Seri enseigne ces recettes à une poignée de touristes, dont je fais partie, telles qu’elles figurent dans son livre de cuisine bilingue hébreu et arabe sur la cuisine arabe traditionnelle de Jaffa. Comme tous ceux que je rencontrerai bientôt à Tel Aviv, en Israël, elle est passionnée par sa cuisine et sa culture et n’a pas peur de le montrer. Lors de mon premier voyage à Tel-Aviv, j’ai été émue par l’affection intense des habitants pour leur cuisine et son mélange d’éléments modernes et traditionnels. Cuisinière à domicile palestino-israélienne populaire vivant dans le quartier de Jaffa à Tel-Aviv, Seri est enthousiaste à l’idée de réunir les Arabes et les Israéliens locaux, ainsi que les touristes internationaux, autour de la nourriture, partageant l’importance « d’apprendre à connaître l’autre ». Elle tient également à préserver ces traditions dans une Jaffa hyper-modernisée.

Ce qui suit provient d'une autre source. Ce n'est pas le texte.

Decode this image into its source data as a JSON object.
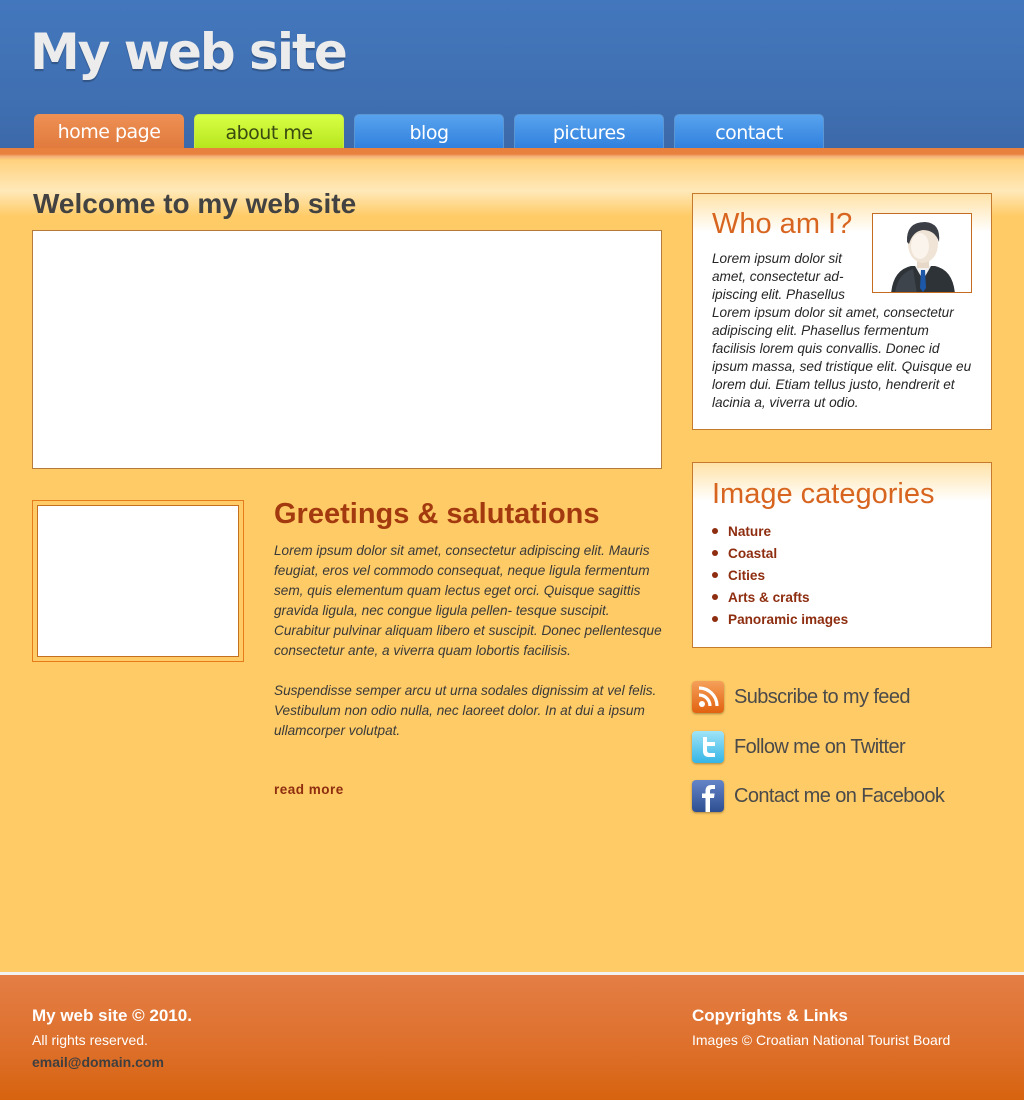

Jaffa est une ville ancienne de Tel Aviv, connue pour son mélange de voisins arabes et juifs vivant côte à côte, et pour son port de mer vieux de plus de 3 000 ans, bordé de restaurants et d’hôtels modernes. Avec environ 450 000 habitants et quelque 4 000 restaurants, Tel Aviv est fière de son libéralisme et de sa modernité, tout en conservant un profond respect pour la tradition et la culture.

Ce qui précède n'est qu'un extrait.